Southwestern Pumpkin Soup
Surprisingly easy to make, this creamy pumpkin soup is flavored with cumin and chili powder, and served with a garnish of cheddar cheese and fresh cilantro.
3 cups chicken stock or canned low-salt chicken broth
1 cup whipping cream
1 (15-ounce) can pure pumpkin
3 tablespoons dark brown sugar, packed
1 teaspoon ground cumin
1/2 teaspoon chili powder
1/2 teaspoon ground coriander
1/8 teaspoon ground nutmeg
Shredded sharp cheddar cheese for garnish
Chopped fresh cilantro for garnish
- Bring chicken stock and whipping cream to boil in heavy medium pot.
- Whisk in canned pumpkin, brown sugar, cumin, chili powder, coriander and nutmeg.
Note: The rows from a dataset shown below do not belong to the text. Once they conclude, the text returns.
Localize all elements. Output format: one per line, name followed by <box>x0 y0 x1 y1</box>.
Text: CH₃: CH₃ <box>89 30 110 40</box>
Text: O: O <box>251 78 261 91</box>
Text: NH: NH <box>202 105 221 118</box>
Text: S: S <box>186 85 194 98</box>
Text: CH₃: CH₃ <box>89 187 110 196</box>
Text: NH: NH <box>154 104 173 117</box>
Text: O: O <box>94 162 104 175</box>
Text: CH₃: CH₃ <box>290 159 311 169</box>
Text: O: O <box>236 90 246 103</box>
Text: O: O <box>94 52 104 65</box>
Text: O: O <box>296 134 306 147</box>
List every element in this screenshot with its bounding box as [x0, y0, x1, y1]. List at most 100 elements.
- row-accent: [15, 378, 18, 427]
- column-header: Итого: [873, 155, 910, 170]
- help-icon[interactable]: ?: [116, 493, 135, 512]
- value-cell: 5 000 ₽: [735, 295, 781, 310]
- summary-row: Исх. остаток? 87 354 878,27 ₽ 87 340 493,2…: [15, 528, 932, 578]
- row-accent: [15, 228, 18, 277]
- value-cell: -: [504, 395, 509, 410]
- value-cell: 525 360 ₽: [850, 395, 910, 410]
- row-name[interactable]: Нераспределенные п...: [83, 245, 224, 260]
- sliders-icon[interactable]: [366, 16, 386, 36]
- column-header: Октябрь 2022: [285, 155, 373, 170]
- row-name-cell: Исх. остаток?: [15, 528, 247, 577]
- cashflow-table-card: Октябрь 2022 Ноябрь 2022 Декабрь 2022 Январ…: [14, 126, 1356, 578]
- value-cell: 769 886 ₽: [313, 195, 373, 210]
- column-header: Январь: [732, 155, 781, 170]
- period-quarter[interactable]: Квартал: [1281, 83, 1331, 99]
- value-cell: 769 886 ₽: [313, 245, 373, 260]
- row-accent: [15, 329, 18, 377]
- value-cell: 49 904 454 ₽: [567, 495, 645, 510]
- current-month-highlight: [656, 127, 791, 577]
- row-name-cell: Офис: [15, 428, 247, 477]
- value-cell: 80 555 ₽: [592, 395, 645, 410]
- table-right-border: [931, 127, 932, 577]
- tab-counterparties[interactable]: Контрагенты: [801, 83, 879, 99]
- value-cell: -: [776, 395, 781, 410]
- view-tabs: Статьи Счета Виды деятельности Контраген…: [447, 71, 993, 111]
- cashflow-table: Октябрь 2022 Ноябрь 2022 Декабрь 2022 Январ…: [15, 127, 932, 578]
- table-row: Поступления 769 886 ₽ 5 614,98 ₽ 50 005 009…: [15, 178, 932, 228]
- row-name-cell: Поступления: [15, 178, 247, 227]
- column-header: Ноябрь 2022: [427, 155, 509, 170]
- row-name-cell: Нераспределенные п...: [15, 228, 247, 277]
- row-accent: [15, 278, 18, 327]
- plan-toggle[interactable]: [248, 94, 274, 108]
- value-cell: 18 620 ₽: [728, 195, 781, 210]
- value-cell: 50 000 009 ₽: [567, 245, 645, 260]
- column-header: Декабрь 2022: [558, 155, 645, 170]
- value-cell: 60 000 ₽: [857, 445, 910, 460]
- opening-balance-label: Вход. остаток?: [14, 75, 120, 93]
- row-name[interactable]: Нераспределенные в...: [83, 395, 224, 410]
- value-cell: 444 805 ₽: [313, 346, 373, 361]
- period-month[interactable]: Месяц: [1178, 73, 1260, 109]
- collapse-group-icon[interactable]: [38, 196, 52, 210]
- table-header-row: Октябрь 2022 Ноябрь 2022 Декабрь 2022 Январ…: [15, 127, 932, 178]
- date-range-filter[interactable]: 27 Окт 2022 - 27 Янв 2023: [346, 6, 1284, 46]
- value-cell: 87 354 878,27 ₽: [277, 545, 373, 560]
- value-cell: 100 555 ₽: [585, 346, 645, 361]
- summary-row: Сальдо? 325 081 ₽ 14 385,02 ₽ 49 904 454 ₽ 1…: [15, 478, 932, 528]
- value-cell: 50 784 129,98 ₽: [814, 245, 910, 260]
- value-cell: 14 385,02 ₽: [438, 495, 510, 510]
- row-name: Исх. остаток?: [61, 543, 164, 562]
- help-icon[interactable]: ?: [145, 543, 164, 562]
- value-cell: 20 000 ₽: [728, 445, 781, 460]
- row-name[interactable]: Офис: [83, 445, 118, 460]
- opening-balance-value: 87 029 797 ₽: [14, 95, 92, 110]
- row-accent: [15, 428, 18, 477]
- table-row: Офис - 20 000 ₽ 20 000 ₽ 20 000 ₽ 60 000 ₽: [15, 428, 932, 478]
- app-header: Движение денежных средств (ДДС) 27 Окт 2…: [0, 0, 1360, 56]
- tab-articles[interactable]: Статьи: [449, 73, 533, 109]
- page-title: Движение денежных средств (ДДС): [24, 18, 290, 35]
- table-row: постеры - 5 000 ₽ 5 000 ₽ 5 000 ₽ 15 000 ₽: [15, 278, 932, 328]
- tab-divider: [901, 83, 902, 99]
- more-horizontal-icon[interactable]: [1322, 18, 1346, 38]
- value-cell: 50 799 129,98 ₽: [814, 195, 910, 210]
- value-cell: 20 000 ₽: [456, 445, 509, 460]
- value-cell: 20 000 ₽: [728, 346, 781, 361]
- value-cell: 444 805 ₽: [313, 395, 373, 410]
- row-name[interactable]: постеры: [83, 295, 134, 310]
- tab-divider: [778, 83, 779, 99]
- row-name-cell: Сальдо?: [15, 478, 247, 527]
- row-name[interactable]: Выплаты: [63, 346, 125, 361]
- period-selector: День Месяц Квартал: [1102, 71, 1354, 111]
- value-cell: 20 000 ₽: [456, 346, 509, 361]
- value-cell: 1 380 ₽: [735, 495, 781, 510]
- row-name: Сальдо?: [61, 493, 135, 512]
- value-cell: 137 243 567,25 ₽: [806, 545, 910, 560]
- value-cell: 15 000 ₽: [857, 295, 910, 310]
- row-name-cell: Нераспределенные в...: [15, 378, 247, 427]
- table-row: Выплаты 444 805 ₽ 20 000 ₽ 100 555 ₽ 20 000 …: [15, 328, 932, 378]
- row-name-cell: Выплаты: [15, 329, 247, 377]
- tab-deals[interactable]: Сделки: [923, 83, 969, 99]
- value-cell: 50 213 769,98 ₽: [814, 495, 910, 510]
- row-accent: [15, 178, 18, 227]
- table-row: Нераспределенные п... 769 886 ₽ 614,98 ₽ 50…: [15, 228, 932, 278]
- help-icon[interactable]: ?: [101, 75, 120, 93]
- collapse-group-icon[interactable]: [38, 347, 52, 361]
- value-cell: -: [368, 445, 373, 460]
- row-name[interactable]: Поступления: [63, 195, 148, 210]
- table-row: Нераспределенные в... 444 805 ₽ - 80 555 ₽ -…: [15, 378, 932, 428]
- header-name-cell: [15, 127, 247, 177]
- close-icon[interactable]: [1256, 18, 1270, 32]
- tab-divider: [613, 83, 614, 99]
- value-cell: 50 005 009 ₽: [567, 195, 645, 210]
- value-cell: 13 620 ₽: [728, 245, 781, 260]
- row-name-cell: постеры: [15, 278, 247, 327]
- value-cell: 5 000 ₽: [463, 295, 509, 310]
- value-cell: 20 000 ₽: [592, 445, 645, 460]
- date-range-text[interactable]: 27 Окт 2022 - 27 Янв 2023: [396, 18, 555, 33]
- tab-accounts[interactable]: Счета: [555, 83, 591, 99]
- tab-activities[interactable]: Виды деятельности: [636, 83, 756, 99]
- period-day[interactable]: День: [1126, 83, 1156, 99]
Reduce heat to medium and simmer until soup thickens slightly and flavors blend, about 15 minutes.
- Season to taste with salt and pepper. Ladle soup into bowls. Garnish each serving with cheddar cheese and cilantro and serve.
Makes 4 servings.
Tip: Soup can be prepared up to 1 day ahead. Cool. Cover and refrigerate. Rewarm over medium-low heat, whisking occasionally.